The Chair (or in his or her absence, a member designated by the Chair) shall preside at each meeting of the Committee and set the agendas for Committee meetings. The Committee shall have the authority to establish its own rules and procedures for notice and conduct of its meetings so long as they are not inconsistent with any provisions of the Company’s Bylaws that are applicable to the Committee or the Company’s Corporate Governance Guidelines.
The Committee shall meet on a regularly scheduled basis at least two times per year and more frequently as the Committee deems necessary or desirable.
All non-management directors who are not members of the Committee may attend and observe meetings of the Committee, but shall not participate in any discussion or deliberation unless invited to do so by the Committee, and in any event shall not be entitled to vote. The Committee may, at its discretion, include in its meetings members of the Company’s management, representatives of the independent auditor, any other financial personnel employed or retained by the Company or any other persons whose presence the Committee believes to be necessary or appropriate. Notwithstanding the foregoing, the Committee may also exclude from its meetings any persons it deems appropriate, including but not limited to, any non-management director who is not a member of the Committee.
The Committee may retain any independent counsel, compensation and benefits consultants and other outside experts or advisors that the Committee believes to be desirable or appropriate. The Committee may also utilize the services of the Company’s regular legal counsel or other advisors to the Company. The Company shall provide for appropriate funding, as determined by the Committee, for payment of compensation to any such persons retained by the Committee.

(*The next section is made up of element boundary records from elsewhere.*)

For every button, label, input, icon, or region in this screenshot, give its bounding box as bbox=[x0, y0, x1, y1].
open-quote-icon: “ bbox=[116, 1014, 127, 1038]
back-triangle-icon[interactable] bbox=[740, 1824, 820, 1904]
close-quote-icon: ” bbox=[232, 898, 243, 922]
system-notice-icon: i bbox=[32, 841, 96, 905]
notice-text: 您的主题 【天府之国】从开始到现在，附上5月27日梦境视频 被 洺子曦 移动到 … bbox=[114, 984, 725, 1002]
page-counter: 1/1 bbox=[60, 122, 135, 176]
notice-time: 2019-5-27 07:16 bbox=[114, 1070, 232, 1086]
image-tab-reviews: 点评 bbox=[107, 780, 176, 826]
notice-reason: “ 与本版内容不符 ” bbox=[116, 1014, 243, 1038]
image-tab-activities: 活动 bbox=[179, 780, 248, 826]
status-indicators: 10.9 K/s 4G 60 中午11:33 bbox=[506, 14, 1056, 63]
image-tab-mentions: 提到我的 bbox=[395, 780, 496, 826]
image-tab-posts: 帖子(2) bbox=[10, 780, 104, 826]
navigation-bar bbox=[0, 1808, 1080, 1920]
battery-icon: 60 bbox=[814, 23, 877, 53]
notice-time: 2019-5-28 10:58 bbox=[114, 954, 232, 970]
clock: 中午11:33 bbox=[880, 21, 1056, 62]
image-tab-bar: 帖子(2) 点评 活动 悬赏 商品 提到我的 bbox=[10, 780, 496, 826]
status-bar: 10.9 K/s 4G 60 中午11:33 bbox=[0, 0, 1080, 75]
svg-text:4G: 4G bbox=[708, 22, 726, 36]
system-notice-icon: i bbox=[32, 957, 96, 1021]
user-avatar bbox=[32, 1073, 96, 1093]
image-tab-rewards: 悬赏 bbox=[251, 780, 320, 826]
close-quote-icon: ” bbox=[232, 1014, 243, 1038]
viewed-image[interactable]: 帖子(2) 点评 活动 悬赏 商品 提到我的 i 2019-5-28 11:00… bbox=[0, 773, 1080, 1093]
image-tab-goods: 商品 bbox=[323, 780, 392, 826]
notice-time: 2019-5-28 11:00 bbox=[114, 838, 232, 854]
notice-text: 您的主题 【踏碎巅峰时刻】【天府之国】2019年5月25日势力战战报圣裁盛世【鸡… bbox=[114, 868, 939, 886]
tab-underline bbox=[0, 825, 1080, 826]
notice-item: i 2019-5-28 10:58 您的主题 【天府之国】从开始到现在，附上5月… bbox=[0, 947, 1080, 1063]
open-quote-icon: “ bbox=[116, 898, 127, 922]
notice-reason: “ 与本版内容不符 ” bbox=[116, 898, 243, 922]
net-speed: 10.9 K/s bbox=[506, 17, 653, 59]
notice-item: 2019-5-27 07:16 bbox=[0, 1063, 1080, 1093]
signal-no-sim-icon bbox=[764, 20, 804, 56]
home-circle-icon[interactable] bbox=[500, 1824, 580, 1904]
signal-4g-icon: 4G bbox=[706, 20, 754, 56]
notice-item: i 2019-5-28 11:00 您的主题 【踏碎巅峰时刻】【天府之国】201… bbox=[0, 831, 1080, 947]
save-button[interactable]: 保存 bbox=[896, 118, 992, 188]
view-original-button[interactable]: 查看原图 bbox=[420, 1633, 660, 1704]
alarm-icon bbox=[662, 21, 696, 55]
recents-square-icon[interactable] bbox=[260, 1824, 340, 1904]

The Committee shall cause to be prepared and shall maintain minutes of Committee meetings.
The Chair shall report to the Board following meetings of the Committee and as otherwise requested by the Chairman of the Board.
The Board has established the Stock Option and Incentive Bonus Committee to comply with the requirements of Section 162(m) of the Code and the rules and regulations promulgated thereunder. The Stock Option and Incentive Bonus Committee has the responsibility to establish criteria and standards for incentive compensation awarded to senior executives of the Company, to administer the stock option programs of the Company and to ensure compliance with Section 162(m) of the Code.
In fulfilling its responsibilities, the Committee shall be entitled to delegate any or all of its responsibilities to a subcommittee of the Committee, except that it shall not delegate its responsibilities set forth in paragraphs (C) and (E) of Section 4 above or for any matters that involve executive compensation or any matters where it has determined such compensation is intended to be exempt from Section 16(b) under the 1934 Act pursuant to Rule 16b-3 by virtue of being approved by a committee of “non-employee directors.”